A dull, drizzling rain spattered perseveringly against Ruth’s windows, making her little dark room tenfold gloomier and darker than ever. Little Nettie had exhausted her slender stock of toys, and creeping up to her mother’s side, laid her head wearily in her lap.

“Wait just a moment, Nettie, till mamma finishes this page,” said Ruth, dipping her pen again in the old stone inkstand.

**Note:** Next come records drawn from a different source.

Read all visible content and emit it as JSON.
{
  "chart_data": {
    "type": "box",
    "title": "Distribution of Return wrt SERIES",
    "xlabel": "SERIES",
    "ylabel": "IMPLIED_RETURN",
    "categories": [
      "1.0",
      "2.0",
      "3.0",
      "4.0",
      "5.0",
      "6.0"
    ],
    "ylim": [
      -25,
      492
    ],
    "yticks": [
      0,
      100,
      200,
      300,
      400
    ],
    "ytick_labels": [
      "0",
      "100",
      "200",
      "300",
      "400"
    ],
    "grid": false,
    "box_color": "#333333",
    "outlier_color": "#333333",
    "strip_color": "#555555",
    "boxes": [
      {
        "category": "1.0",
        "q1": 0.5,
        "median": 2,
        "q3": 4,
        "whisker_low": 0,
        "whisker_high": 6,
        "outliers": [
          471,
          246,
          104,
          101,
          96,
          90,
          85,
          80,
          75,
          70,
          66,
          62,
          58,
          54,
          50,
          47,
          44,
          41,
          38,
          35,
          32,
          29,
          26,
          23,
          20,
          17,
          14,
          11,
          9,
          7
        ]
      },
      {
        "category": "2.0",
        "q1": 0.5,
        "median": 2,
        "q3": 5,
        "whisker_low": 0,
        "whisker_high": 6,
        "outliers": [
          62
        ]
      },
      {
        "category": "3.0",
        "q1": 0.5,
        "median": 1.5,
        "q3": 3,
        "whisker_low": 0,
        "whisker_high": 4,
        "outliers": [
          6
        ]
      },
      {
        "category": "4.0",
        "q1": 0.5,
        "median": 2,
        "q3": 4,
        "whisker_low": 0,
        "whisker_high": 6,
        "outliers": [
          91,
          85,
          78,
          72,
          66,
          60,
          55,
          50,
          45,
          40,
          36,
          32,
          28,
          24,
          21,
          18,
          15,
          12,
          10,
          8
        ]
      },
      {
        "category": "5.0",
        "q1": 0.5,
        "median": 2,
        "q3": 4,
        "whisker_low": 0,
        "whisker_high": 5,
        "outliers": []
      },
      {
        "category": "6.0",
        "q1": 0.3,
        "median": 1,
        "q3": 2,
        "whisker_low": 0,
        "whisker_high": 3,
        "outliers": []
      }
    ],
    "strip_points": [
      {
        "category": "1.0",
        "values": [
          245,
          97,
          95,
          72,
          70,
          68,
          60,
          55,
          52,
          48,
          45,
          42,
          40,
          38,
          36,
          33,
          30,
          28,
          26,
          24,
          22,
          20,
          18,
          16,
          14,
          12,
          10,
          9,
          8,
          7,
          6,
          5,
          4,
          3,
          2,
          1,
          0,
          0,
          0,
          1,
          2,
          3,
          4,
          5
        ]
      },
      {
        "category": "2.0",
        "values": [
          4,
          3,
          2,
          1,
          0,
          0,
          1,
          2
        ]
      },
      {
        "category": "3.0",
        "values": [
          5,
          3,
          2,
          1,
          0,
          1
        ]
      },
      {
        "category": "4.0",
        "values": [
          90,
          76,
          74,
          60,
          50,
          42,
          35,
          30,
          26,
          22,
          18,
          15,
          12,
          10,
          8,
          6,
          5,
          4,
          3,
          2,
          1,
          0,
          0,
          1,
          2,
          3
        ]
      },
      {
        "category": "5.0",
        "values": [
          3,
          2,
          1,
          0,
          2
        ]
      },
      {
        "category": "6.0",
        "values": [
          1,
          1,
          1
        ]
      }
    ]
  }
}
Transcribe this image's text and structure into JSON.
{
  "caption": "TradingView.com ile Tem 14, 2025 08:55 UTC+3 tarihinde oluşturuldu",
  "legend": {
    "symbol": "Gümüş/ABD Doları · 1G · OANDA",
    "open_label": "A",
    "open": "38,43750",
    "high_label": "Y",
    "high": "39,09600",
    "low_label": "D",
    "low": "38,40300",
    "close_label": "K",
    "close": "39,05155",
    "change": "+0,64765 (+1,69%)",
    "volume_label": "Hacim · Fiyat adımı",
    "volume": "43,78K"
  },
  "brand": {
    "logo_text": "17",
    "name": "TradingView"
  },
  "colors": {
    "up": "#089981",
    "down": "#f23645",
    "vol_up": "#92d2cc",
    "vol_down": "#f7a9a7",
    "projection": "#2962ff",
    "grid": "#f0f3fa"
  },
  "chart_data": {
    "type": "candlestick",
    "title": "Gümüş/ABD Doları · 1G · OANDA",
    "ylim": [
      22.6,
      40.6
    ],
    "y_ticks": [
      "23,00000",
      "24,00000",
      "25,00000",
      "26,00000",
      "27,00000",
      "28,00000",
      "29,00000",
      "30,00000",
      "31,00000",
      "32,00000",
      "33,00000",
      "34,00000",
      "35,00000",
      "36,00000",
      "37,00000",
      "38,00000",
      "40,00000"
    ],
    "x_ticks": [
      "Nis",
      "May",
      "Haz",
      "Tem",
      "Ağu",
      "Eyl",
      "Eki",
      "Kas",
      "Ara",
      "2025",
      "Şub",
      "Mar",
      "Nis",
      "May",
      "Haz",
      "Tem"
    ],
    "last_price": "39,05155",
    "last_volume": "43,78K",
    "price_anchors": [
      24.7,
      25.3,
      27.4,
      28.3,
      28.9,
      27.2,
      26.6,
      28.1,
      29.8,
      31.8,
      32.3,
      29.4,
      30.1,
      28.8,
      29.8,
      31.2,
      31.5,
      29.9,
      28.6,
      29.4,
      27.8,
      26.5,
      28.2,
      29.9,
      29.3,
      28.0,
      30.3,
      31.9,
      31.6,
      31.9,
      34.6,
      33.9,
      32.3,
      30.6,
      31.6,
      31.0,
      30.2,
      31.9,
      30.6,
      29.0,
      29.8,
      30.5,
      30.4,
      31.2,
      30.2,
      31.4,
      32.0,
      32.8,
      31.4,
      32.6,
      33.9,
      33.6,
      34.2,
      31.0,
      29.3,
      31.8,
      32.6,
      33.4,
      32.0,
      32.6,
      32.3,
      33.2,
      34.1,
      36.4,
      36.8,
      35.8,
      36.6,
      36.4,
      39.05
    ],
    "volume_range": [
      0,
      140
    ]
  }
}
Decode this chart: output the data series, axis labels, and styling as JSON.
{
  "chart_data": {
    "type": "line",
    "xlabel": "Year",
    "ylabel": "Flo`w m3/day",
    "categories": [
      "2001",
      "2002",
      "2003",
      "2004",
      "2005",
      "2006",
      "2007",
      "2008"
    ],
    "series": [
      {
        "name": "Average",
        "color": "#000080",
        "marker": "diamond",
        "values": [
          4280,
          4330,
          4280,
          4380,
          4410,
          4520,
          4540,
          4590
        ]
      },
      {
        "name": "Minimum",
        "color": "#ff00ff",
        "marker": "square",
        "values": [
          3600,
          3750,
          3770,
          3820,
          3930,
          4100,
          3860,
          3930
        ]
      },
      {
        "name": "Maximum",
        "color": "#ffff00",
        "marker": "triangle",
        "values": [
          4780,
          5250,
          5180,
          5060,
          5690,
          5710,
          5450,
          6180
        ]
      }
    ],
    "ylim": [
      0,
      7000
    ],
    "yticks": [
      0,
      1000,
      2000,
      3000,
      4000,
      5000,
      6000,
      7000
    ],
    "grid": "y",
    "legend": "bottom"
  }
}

The child crept back again to the window, and watched the little pools of water in the streets, as the rain-drops dimpled them, and saw, for the hundredth time, the grocer’s boy carrying home a brown-paper parcel for some customers, and eating something from it as he went along; and listened to the milkman, who thumped so loudly on the back gates, and seemed always in such a tearing hurry; and saw the baker open the lid of his boxes, and let the steam escape from the smoking hot cakes and pies. Nettie wished she could have some of them, but she had long since learned only to wish; and then she saw the two little sisters who went by to school every morning, and who were now cuddling, laughingly together, under a great big umbrella, which the naughty wind was trying to turn inside out, and to get away from them; and then Nettie thought of Katy, and wished she had Katy to play with her, when mamma wrote such a long, long time; and then little Nettie drew such a heavy sigh, that Ruth dashed down her pen, and taking her in her arms and kissing her, told her about,

“Mistress McShuttle,
Who lived in a coal-scuttle,
Along with her dog and her cat,
What she did there, I can’t tell,
But I know very well,
That none of the party were fat.”

And then she narrated the exciting adventures of “The Wise Men of Gotham,” who went to sea in that rudderless bowl, and suffered shipwreck and “total lass of life,” as the newsboys (God bless their rough-and-ready faces) call it; and then little Nettie’s snowy lids drooped over her violet eyes, and she was far away in the land of dreams, where there are no little hungry girls, or tired, scribbling mammas.

Ruth laid the child gently on her little bed, and resumed her pen; but the spell was broken, and “careful and troubled about many things” she laid it down again, and her thoughts ran riot.